Ruby 2.4.0 includes performance improvements to hash table, Array#max, Array#min, and instance variable access. Other notable changes include:
  • Binding#irb: Start a REPL session similar to binding.pry
  • Unify Fixnum and Bignum into Integer class
  • String supports Unicode case mappings, not just ASCII
  • A new method, Regexp#match?, which is a faster Boolean version of Regexp#match
  • Thread deadlock detection now shows threads with their backtrace and dependency
A few notable changes in Ruby 2.5.0 include rescue and ensure statements automatically use a surrounding do-end block, method-chaining with yield_self, support for branch coverage and method coverage measurement, and easier Hash transformations with Hash#slice and Hash#transform_keys On top of that come a lot of performance improvements like faster block passing, faster Mutexes, faster ERB templates and improvements on some concatenation methods.

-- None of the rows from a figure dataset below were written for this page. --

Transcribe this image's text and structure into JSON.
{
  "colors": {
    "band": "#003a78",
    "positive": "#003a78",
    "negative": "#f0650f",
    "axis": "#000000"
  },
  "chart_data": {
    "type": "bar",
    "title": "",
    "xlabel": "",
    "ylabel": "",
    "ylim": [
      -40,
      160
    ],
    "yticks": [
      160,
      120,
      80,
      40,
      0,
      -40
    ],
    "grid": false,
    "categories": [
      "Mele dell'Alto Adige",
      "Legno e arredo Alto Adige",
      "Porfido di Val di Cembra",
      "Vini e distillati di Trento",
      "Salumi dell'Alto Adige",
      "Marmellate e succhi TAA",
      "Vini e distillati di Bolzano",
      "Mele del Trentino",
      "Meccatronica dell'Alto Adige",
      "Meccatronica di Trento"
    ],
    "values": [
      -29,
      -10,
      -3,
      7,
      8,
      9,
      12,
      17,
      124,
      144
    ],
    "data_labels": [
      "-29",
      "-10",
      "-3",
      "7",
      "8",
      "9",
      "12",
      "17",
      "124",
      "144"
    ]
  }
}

A few notable changes in Ruby 2.6.0 include an experimental just-in-time compiler, and RubyVM::AbstractSyntaxTree.
A few notable changes in Ruby 2.7.0 include pattern Matching, REPL improvements, a compaction GC, and separation of positional and keyword arguments.

Ruby 3

Ruby 3.0.0 was released on Christmas Day in 2020. It is known as Ruby 3x3, which signifies that programs would run three times faster in Ruby 3.0 comparing to Ruby 2.0. and some had already been implemented in intermediate releases on the road from 2 to 3. To achieve 3x3, Ruby 3 comes with MJIT, and later YJIT, Just-In-Time Compilers, to make programs faster, although they are described as experimental and remain disabled by default.

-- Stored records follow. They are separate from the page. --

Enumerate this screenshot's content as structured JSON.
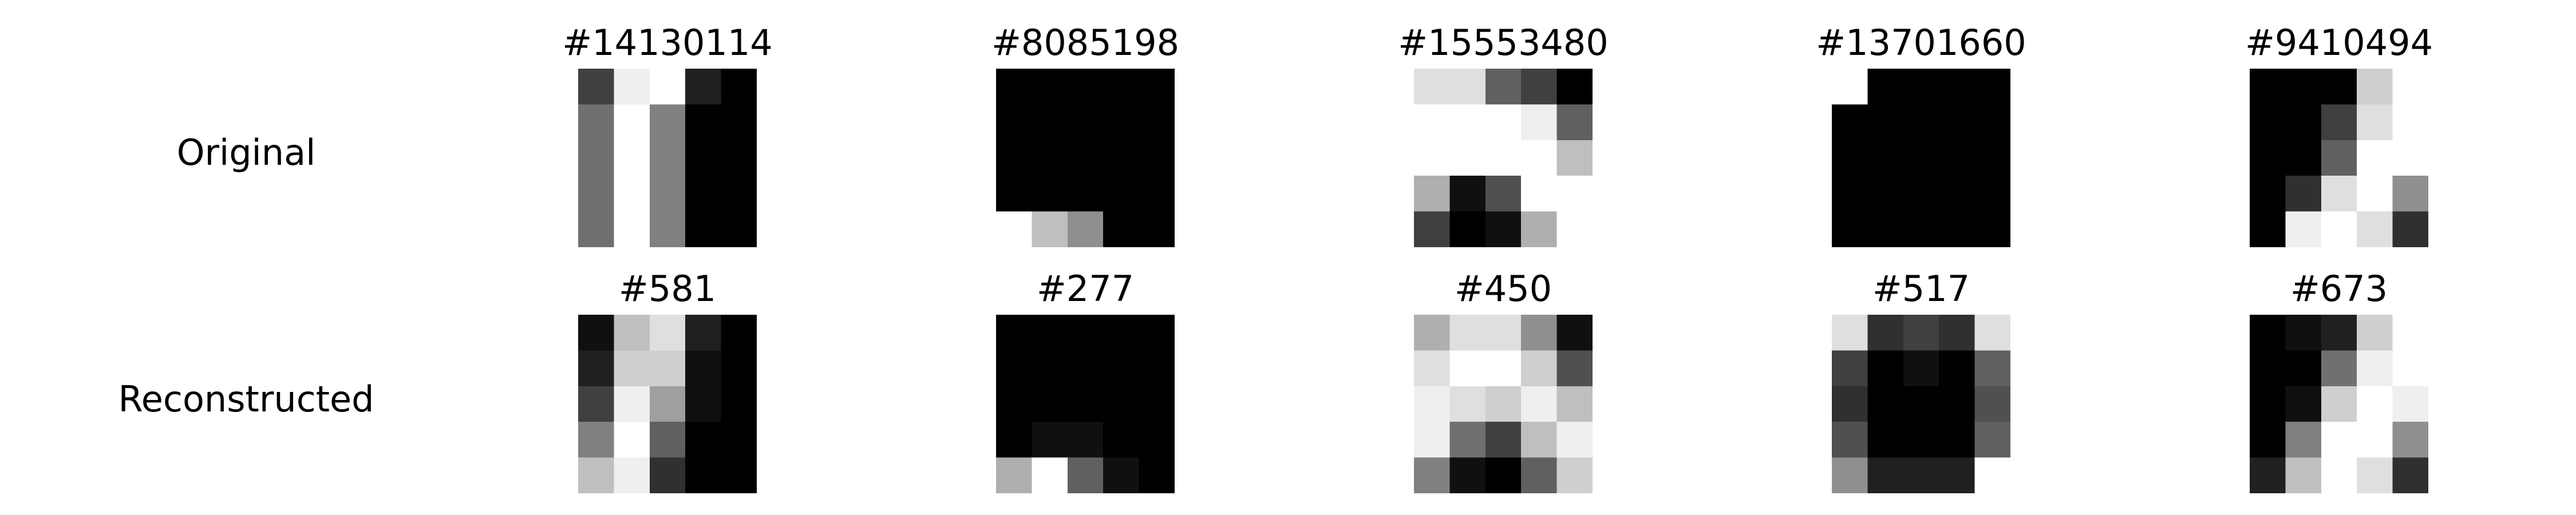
{
  "row_labels": {
    "original": "Original",
    "reconstructed": "Reconstructed"
  },
  "chart_data": {
    "type": "heatmap",
    "colormap": "gray_r",
    "value_range": [
      0,
      16
    ],
    "grid_size": [
      5,
      5
    ],
    "panels": [
      {
        "row": "original",
        "title": "#14130114",
        "values": [
          [
            12,
            1,
            0,
            14,
            16
          ],
          [
            9,
            0,
            8,
            16,
            16
          ],
          [
            9,
            0,
            8,
            16,
            16
          ],
          [
            9,
            0,
            8,
            16,
            16
          ],
          [
            9,
            0,
            8,
            16,
            16
          ]
        ]
      },
      {
        "row": "original",
        "title": "#8085198",
        "values": [
          [
            16,
            16,
            16,
            16,
            16
          ],
          [
            16,
            16,
            16,
            16,
            16
          ],
          [
            16,
            16,
            16,
            16,
            16
          ],
          [
            16,
            16,
            16,
            16,
            16
          ],
          [
            0,
            4,
            7,
            16,
            16
          ]
        ]
      },
      {
        "row": "original",
        "title": "#15553480",
        "values": [
          [
            2,
            2,
            10,
            12,
            16
          ],
          [
            0,
            0,
            0,
            1,
            10
          ],
          [
            0,
            0,
            0,
            0,
            4
          ],
          [
            5,
            15,
            11,
            0,
            0
          ],
          [
            12,
            16,
            15,
            5,
            0
          ]
        ]
      },
      {
        "row": "original",
        "title": "#13701660",
        "values": [
          [
            0,
            16,
            16,
            16,
            16
          ],
          [
            16,
            16,
            16,
            16,
            16
          ],
          [
            16,
            16,
            16,
            16,
            16
          ],
          [
            16,
            16,
            16,
            16,
            16
          ],
          [
            16,
            16,
            16,
            16,
            16
          ]
        ]
      },
      {
        "row": "original",
        "title": "#9410494",
        "values": [
          [
            16,
            16,
            16,
            3,
            0
          ],
          [
            16,
            16,
            12,
            2,
            0
          ],
          [
            16,
            16,
            10,
            0,
            0
          ],
          [
            16,
            13,
            2,
            0,
            7
          ],
          [
            16,
            1,
            0,
            2,
            13
          ]
        ]
      },
      {
        "row": "reconstructed",
        "title": "#581",
        "values": [
          [
            15,
            4,
            2,
            14,
            16
          ],
          [
            14,
            3,
            3,
            15,
            16
          ],
          [
            12,
            1,
            6,
            15,
            16
          ],
          [
            8,
            0,
            10,
            16,
            16
          ],
          [
            4,
            1,
            13,
            16,
            16
          ]
        ]
      },
      {
        "row": "reconstructed",
        "title": "#277",
        "values": [
          [
            16,
            16,
            16,
            16,
            16
          ],
          [
            16,
            16,
            16,
            16,
            16
          ],
          [
            16,
            16,
            16,
            16,
            16
          ],
          [
            16,
            15,
            15,
            16,
            16
          ],
          [
            5,
            0,
            10,
            15,
            16
          ]
        ]
      },
      {
        "row": "reconstructed",
        "title": "#450",
        "values": [
          [
            5,
            2,
            2,
            7,
            15
          ],
          [
            2,
            0,
            0,
            3,
            11
          ],
          [
            1,
            2,
            3,
            1,
            4
          ],
          [
            1,
            9,
            12,
            4,
            1
          ],
          [
            8,
            15,
            16,
            10,
            3
          ]
        ]
      },
      {
        "row": "reconstructed",
        "title": "#517",
        "values": [
          [
            2,
            13,
            12,
            13,
            2
          ],
          [
            12,
            16,
            15,
            16,
            10
          ],
          [
            13,
            16,
            16,
            16,
            11
          ],
          [
            11,
            16,
            16,
            16,
            10
          ],
          [
            7,
            14,
            14,
            14,
            0
          ]
        ]
      },
      {
        "row": "reconstructed",
        "title": "#673",
        "values": [
          [
            16,
            15,
            14,
            3,
            0
          ],
          [
            16,
            16,
            9,
            1,
            0
          ],
          [
            16,
            15,
            3,
            0,
            1
          ],
          [
            16,
            8,
            0,
            0,
            7
          ],
          [
            14,
            4,
            0,
            2,
            13
          ]
        ]
      }
    ]
  }
}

Another goal of Ruby 3.0 is to improve concurrency and two more utilities Fibre Scheduler, and experimental Ractor facilitate the goal. Ractor is light-weight and thread-safe as it is achieved by exchanging messages rather than shared objects.
Ruby 3.0 introduces RBS language to describe the types of Ruby programs for static analysis. It is separated from general Ruby programs.

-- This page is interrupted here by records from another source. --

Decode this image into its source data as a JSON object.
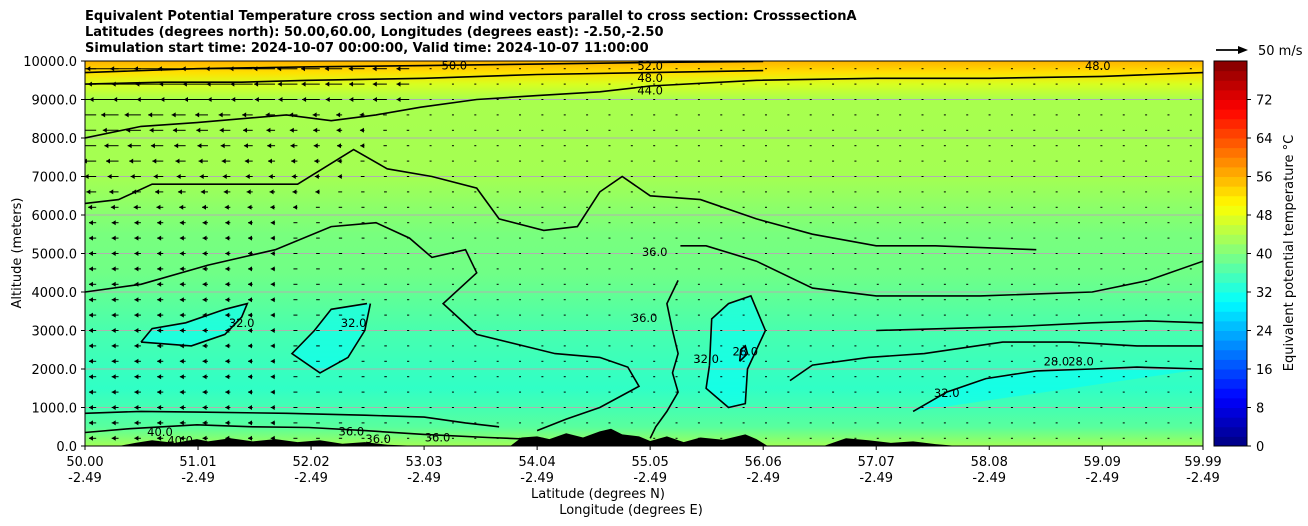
{
  "chart_data": {
    "type": "heatmap",
    "title_lines": [
      "Equivalent Potential Temperature cross section and wind vectors parallel to cross section: CrosssectionA",
      "Latitudes (degrees north): 50.00,60.00, Longitudes (degrees east): -2.50,-2.50",
      "Simulation start time: 2024-10-07 00:00:00, Valid time: 2024-10-07 11:00:00"
    ],
    "xlabel": "Latitude (degrees N)",
    "xlabel2": "Longitude (degrees E)",
    "ylabel": "Altitude (meters)",
    "colorbar_label": "Equivalent potential temperature $^\\circ$C",
    "colorbar_label_display": "Equivalent potential temperature °C",
    "quiver_key_label": "50 m/s",
    "xlim": [
      50.0,
      59.99
    ],
    "ylim": [
      0,
      10000
    ],
    "x_tick_values": [
      50.0,
      51.01,
      52.02,
      53.03,
      54.04,
      55.05,
      56.06,
      57.07,
      58.08,
      59.09,
      59.99
    ],
    "x_tick_labels": [
      "50.00",
      "51.01",
      "52.02",
      "53.03",
      "54.04",
      "55.05",
      "56.06",
      "57.07",
      "58.08",
      "59.09",
      "59.99"
    ],
    "x_tick_labels2": [
      "-2.49",
      "-2.49",
      "-2.49",
      "-2.49",
      "-2.49",
      "-2.49",
      "-2.49",
      "-2.49",
      "-2.49",
      "-2.49",
      "-2.49"
    ],
    "y_tick_values": [
      0,
      1000,
      2000,
      3000,
      4000,
      5000,
      6000,
      7000,
      8000,
      9000,
      10000
    ],
    "y_tick_labels": [
      "0.0",
      "1000.0",
      "2000.0",
      "3000.0",
      "4000.0",
      "5000.0",
      "6000.0",
      "7000.0",
      "8000.0",
      "9000.0",
      "10000.0"
    ],
    "colorbar_range": [
      0,
      80
    ],
    "colorbar_ticks": [
      0,
      8,
      16,
      24,
      32,
      40,
      48,
      56,
      64,
      72
    ],
    "colorbar_tick_labels": [
      "0",
      "8",
      "16",
      "24",
      "32",
      "40",
      "48",
      "56",
      "64",
      "72"
    ],
    "colormap": "jet",
    "grid": true,
    "contour_labels": [
      {
        "text": "50.0",
        "x": 53.3,
        "y": 9880
      },
      {
        "text": "52.0",
        "x": 55.05,
        "y": 9870
      },
      {
        "text": "48.0",
        "x": 55.05,
        "y": 9560
      },
      {
        "text": "44.0",
        "x": 55.05,
        "y": 9240
      },
      {
        "text": "48.0",
        "x": 59.05,
        "y": 9870
      },
      {
        "text": "36.0",
        "x": 55.09,
        "y": 5040
      },
      {
        "text": "36.0",
        "x": 55.0,
        "y": 3320
      },
      {
        "text": "32.0",
        "x": 51.4,
        "y": 3200
      },
      {
        "text": "32.0",
        "x": 52.4,
        "y": 3200
      },
      {
        "text": "32.0",
        "x": 55.55,
        "y": 2260
      },
      {
        "text": "28.0",
        "x": 55.9,
        "y": 2460
      },
      {
        "text": "32.0",
        "x": 57.7,
        "y": 1380
      },
      {
        "text": "28.0",
        "x": 58.68,
        "y": 2200
      },
      {
        "text": "28.0",
        "x": 58.9,
        "y": 2200
      },
      {
        "text": "40.0",
        "x": 50.67,
        "y": 360
      },
      {
        "text": "40.0",
        "x": 50.85,
        "y": 140
      },
      {
        "text": "36.0",
        "x": 52.38,
        "y": 380
      },
      {
        "text": "36.0",
        "x": 52.62,
        "y": 180
      },
      {
        "text": "36.0",
        "x": 53.15,
        "y": 220
      }
    ],
    "contours": [
      {
        "level": 32,
        "points": [
          [
            50.5,
            2700
          ],
          [
            50.95,
            2600
          ],
          [
            51.25,
            2900
          ],
          [
            51.4,
            3350
          ],
          [
            51.45,
            3700
          ],
          [
            51.25,
            3550
          ],
          [
            50.9,
            3200
          ],
          [
            50.6,
            3050
          ],
          [
            50.5,
            2700
          ]
        ]
      },
      {
        "level": 32,
        "points": [
          [
            52.52,
            3700
          ],
          [
            52.2,
            3550
          ],
          [
            52.05,
            3000
          ],
          [
            51.85,
            2400
          ],
          [
            52.1,
            1900
          ],
          [
            52.35,
            2300
          ],
          [
            52.5,
            3000
          ],
          [
            52.55,
            3700
          ]
        ]
      },
      {
        "level": 32,
        "points": [
          [
            55.58,
            2100
          ],
          [
            55.55,
            1500
          ],
          [
            55.75,
            1000
          ],
          [
            55.9,
            1100
          ],
          [
            55.92,
            2000
          ],
          [
            56.08,
            3000
          ],
          [
            55.95,
            3900
          ],
          [
            55.75,
            3700
          ],
          [
            55.6,
            3300
          ],
          [
            55.58,
            2100
          ]
        ]
      },
      {
        "level": 28,
        "points": [
          [
            55.85,
            2200
          ],
          [
            55.86,
            2500
          ],
          [
            55.9,
            2600
          ],
          [
            55.92,
            2400
          ],
          [
            55.85,
            2200
          ]
        ]
      },
      {
        "level": 36,
        "points": [
          [
            55.32,
            5200
          ],
          [
            55.55,
            5200
          ],
          [
            56.0,
            4800
          ],
          [
            56.5,
            4100
          ],
          [
            57.07,
            3900
          ],
          [
            58.0,
            3900
          ],
          [
            59.0,
            4000
          ],
          [
            59.5,
            4300
          ],
          [
            59.99,
            4800
          ]
        ]
      },
      {
        "level": 36,
        "points": [
          [
            55.3,
            4300
          ],
          [
            55.2,
            3700
          ],
          [
            55.25,
            3000
          ],
          [
            55.3,
            2400
          ],
          [
            55.25,
            1900
          ],
          [
            55.3,
            1400
          ],
          [
            55.2,
            900
          ],
          [
            55.1,
            500
          ],
          [
            55.05,
            200
          ]
        ]
      },
      {
        "level": 32,
        "points": [
          [
            57.4,
            900
          ],
          [
            57.7,
            1400
          ],
          [
            58.05,
            1750
          ],
          [
            58.5,
            1950
          ],
          [
            59.0,
            2000
          ],
          [
            59.4,
            2050
          ],
          [
            59.99,
            2000
          ]
        ]
      },
      {
        "level": 36,
        "points": [
          [
            56.3,
            1700
          ],
          [
            56.5,
            2100
          ],
          [
            57.0,
            2300
          ],
          [
            57.5,
            2400
          ],
          [
            58.2,
            2700
          ],
          [
            58.8,
            2700
          ],
          [
            59.4,
            2600
          ],
          [
            59.99,
            2600
          ]
        ]
      },
      {
        "level": 36,
        "points": [
          [
            57.07,
            3000
          ],
          [
            58.3,
            3100
          ],
          [
            59.0,
            3200
          ],
          [
            59.5,
            3250
          ],
          [
            59.99,
            3200
          ]
        ]
      },
      {
        "level": 40,
        "points": [
          [
            50.0,
            4000
          ],
          [
            50.5,
            4200
          ],
          [
            51.1,
            4700
          ],
          [
            51.7,
            5100
          ],
          [
            52.2,
            5700
          ],
          [
            52.6,
            5800
          ],
          [
            52.9,
            5400
          ],
          [
            53.1,
            4900
          ],
          [
            53.4,
            5100
          ],
          [
            53.5,
            4500
          ],
          [
            53.2,
            3700
          ],
          [
            53.5,
            2900
          ],
          [
            54.2,
            2400
          ],
          [
            54.6,
            2300
          ],
          [
            54.85,
            2050
          ],
          [
            54.95,
            1550
          ],
          [
            54.6,
            1000
          ],
          [
            54.3,
            700
          ],
          [
            54.04,
            400
          ]
        ]
      },
      {
        "level": 40,
        "points": [
          [
            50.0,
            6300
          ],
          [
            50.3,
            6400
          ],
          [
            50.6,
            6800
          ],
          [
            51.2,
            6800
          ],
          [
            51.9,
            6800
          ],
          [
            52.4,
            7700
          ],
          [
            52.7,
            7200
          ],
          [
            53.1,
            7000
          ],
          [
            53.5,
            6700
          ],
          [
            53.7,
            5900
          ],
          [
            54.1,
            5600
          ],
          [
            54.4,
            5700
          ],
          [
            54.6,
            6600
          ],
          [
            54.8,
            7000
          ],
          [
            55.05,
            6500
          ],
          [
            55.5,
            6400
          ],
          [
            56.0,
            5900
          ],
          [
            56.5,
            5500
          ],
          [
            57.07,
            5200
          ],
          [
            57.6,
            5200
          ],
          [
            58.5,
            5100
          ]
        ]
      },
      {
        "level": 44,
        "points": [
          [
            50.0,
            8000
          ],
          [
            50.5,
            8300
          ],
          [
            51.0,
            8400
          ],
          [
            51.8,
            8600
          ],
          [
            52.2,
            8450
          ],
          [
            52.6,
            8600
          ],
          [
            53.0,
            8800
          ],
          [
            53.5,
            9000
          ],
          [
            54.04,
            9100
          ],
          [
            54.6,
            9200
          ],
          [
            55.05,
            9350
          ],
          [
            56.0,
            9500
          ],
          [
            57.07,
            9550
          ],
          [
            58.08,
            9550
          ],
          [
            59.09,
            9600
          ],
          [
            59.99,
            9700
          ]
        ]
      },
      {
        "level": 48,
        "points": [
          [
            50.0,
            9400
          ],
          [
            50.7,
            9450
          ],
          [
            51.4,
            9450
          ],
          [
            52.0,
            9500
          ],
          [
            53.03,
            9550
          ],
          [
            54.04,
            9650
          ],
          [
            55.05,
            9700
          ],
          [
            56.06,
            9750
          ]
        ]
      },
      {
        "level": 52,
        "points": [
          [
            50.0,
            9700
          ],
          [
            51.0,
            9800
          ],
          [
            52.02,
            9850
          ],
          [
            53.03,
            9880
          ],
          [
            54.04,
            9920
          ],
          [
            55.05,
            9960
          ],
          [
            56.06,
            9990
          ]
        ]
      },
      {
        "level": 40,
        "points": [
          [
            50.0,
            350
          ],
          [
            50.4,
            450
          ],
          [
            51.0,
            550
          ],
          [
            51.5,
            500
          ],
          [
            52.0,
            480
          ],
          [
            52.5,
            400
          ],
          [
            53.03,
            300
          ],
          [
            53.6,
            220
          ],
          [
            54.04,
            170
          ]
        ]
      },
      {
        "level": 40,
        "points": [
          [
            50.0,
            850
          ],
          [
            50.5,
            900
          ],
          [
            51.0,
            880
          ],
          [
            51.8,
            850
          ],
          [
            52.5,
            800
          ],
          [
            53.03,
            750
          ],
          [
            53.4,
            600
          ],
          [
            53.7,
            500
          ]
        ]
      }
    ],
    "terrain": [
      [
        50.3,
        0
      ],
      [
        50.45,
        80
      ],
      [
        50.6,
        150
      ],
      [
        50.8,
        80
      ],
      [
        51.0,
        180
      ],
      [
        51.1,
        120
      ],
      [
        51.3,
        200
      ],
      [
        51.5,
        120
      ],
      [
        51.7,
        180
      ],
      [
        51.9,
        100
      ],
      [
        52.1,
        150
      ],
      [
        52.3,
        60
      ],
      [
        52.5,
        100
      ],
      [
        52.7,
        30
      ],
      [
        53.0,
        0
      ],
      [
        53.8,
        0
      ],
      [
        53.9,
        220
      ],
      [
        54.04,
        250
      ],
      [
        54.15,
        180
      ],
      [
        54.3,
        330
      ],
      [
        54.45,
        220
      ],
      [
        54.6,
        380
      ],
      [
        54.7,
        450
      ],
      [
        54.8,
        300
      ],
      [
        54.95,
        250
      ],
      [
        55.05,
        130
      ],
      [
        55.2,
        250
      ],
      [
        55.35,
        100
      ],
      [
        55.5,
        220
      ],
      [
        55.7,
        160
      ],
      [
        55.9,
        300
      ],
      [
        56.0,
        180
      ],
      [
        56.1,
        0
      ],
      [
        56.6,
        0
      ],
      [
        56.8,
        200
      ],
      [
        57.0,
        150
      ],
      [
        57.2,
        80
      ],
      [
        57.4,
        120
      ],
      [
        57.6,
        50
      ],
      [
        57.8,
        0
      ]
    ]
  }
}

There are some syntax enhancements and library changes in Ruby 3.0 as well.
Ruby 3.1 was released on 25 December 2021. It includes YJIT, a new, experimental, Just-In-Time Compiler developed by Shopify, to enhance the performance of real world business applications. A new debugger is also included. There are some syntax enhancements and other improvements in this release. Network libraries for FTP, SMTP, IMAP, and POP are moved from default gems to bundled gems.
Ruby 3.2 was released on 25 December 2022. It brings support for being run inside of a WebAssembly environment via a WASI interface. Regular expressions also receives some improvements, including a faster, memoized matching algorithm to protect against certain ReDoS attacks, and configurable timeouts for regular expression matching. Additional debugging and syntax features are also included in this release, which include syntax suggestion, as well as error highlighting. The MJIT compiler has been re-implemented as a standard library module, while the YJIT, a Rust-based JIT compiler now supports more architectures on Linux.
Ruby 3.3 was released on 25 December 2023. Ruby 3.3 introduces significant enhancements and performance improvements to the language. Key features include the introduction of the Prism parser for portable and maintainable parsing, the addition of the pure-Ruby JIT compiler RJIT, and major performance boosts in the YJIT compiler. Additionally, improvements in memory usage, the introduction of an M:N thread scheduler, and updates to the standard library contribute to a more efficient and developer-friendly Ruby ecosystem.
Ruby 3.4 was released on 25 December 2024. Ruby 3.4 adds it block parameter reference, changes Prism as default parser, adds Happy Eyeballs Version 2 support to socket library, improves YJIT, adds modular Garbage Collector and so on.